Holding the bones of Inguza side by side with bones from modern Blackfooted Penguins, I often wondered whether the two had ever met. Among the hundreds of penguin bones from the Langebaanweg quarry, there is no trace of Blackfooted Penguin remains. The youngest Inguza fossils are about 5.1 million years old, and the oldest Blackfooted Penguin bones are between 250,000 and 400,000 years old. There’s a pretty large gap in the African fossil record between these points though, where few marine birds of any sort are known. It’s possible that at some time within that interval, the last Inguza individuals noticed a new neighbor in their colonies as the founding Blackfooted Penguin population arrived. Perhaps they lived side by side, choosing different prey. Perhaps they jostled uneasily for nesting sites. Perhaps the new arrivals even contributed to the extinction of Inguza by outcompeting that species.

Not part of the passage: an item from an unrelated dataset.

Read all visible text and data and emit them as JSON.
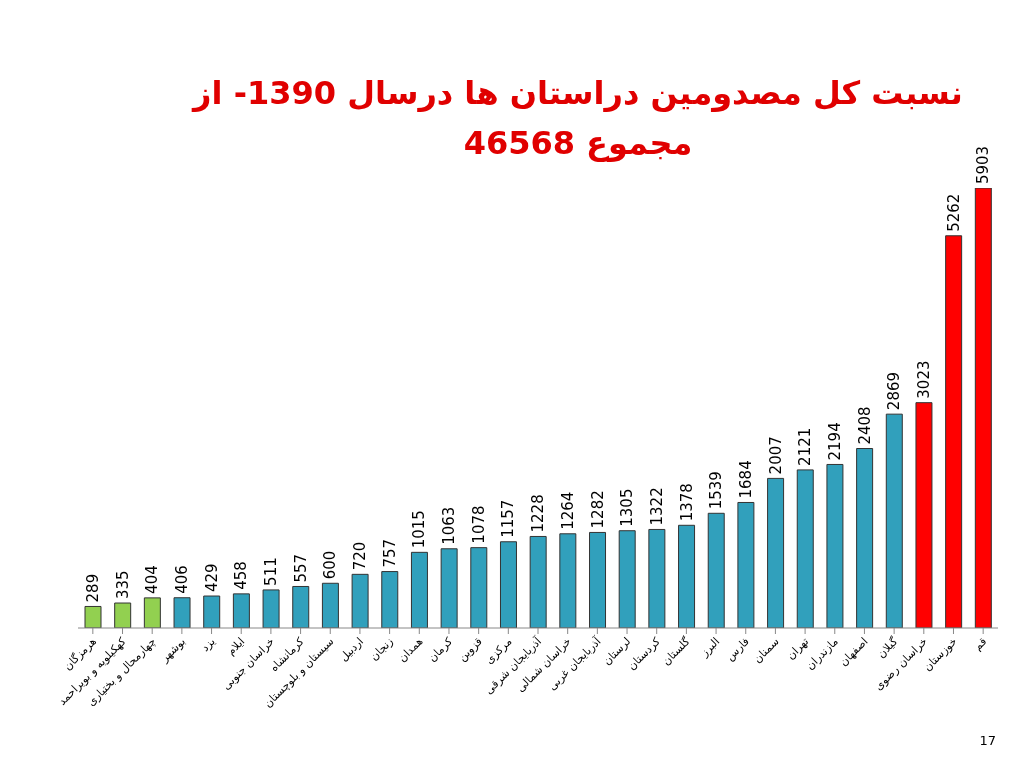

Or, its possible the last Inguza died out before any Blackfooted Penguins set foot in Africa. In the most extreme scenario, there may have been NO penguins at all in Africa at some point 1-4 million years ago. Blackfooted Penguins could have arrived into a “penguin vacuum” and set up shop wherever they pleased. Not knowing what happened is one of the reasons we keep going back to the field to collect more fossils. As we fill in the blank parts of the record, we will come closer to understanding what actually happened on those beaches millions of years ago.
Ksepka, D.T. and D.B. Thomas. In press 2011. Multiple Cenozoic invasions of Africa by penguins (Aves, Sphenisciformes). Proceedings of the Royal Society B Biological Sciences.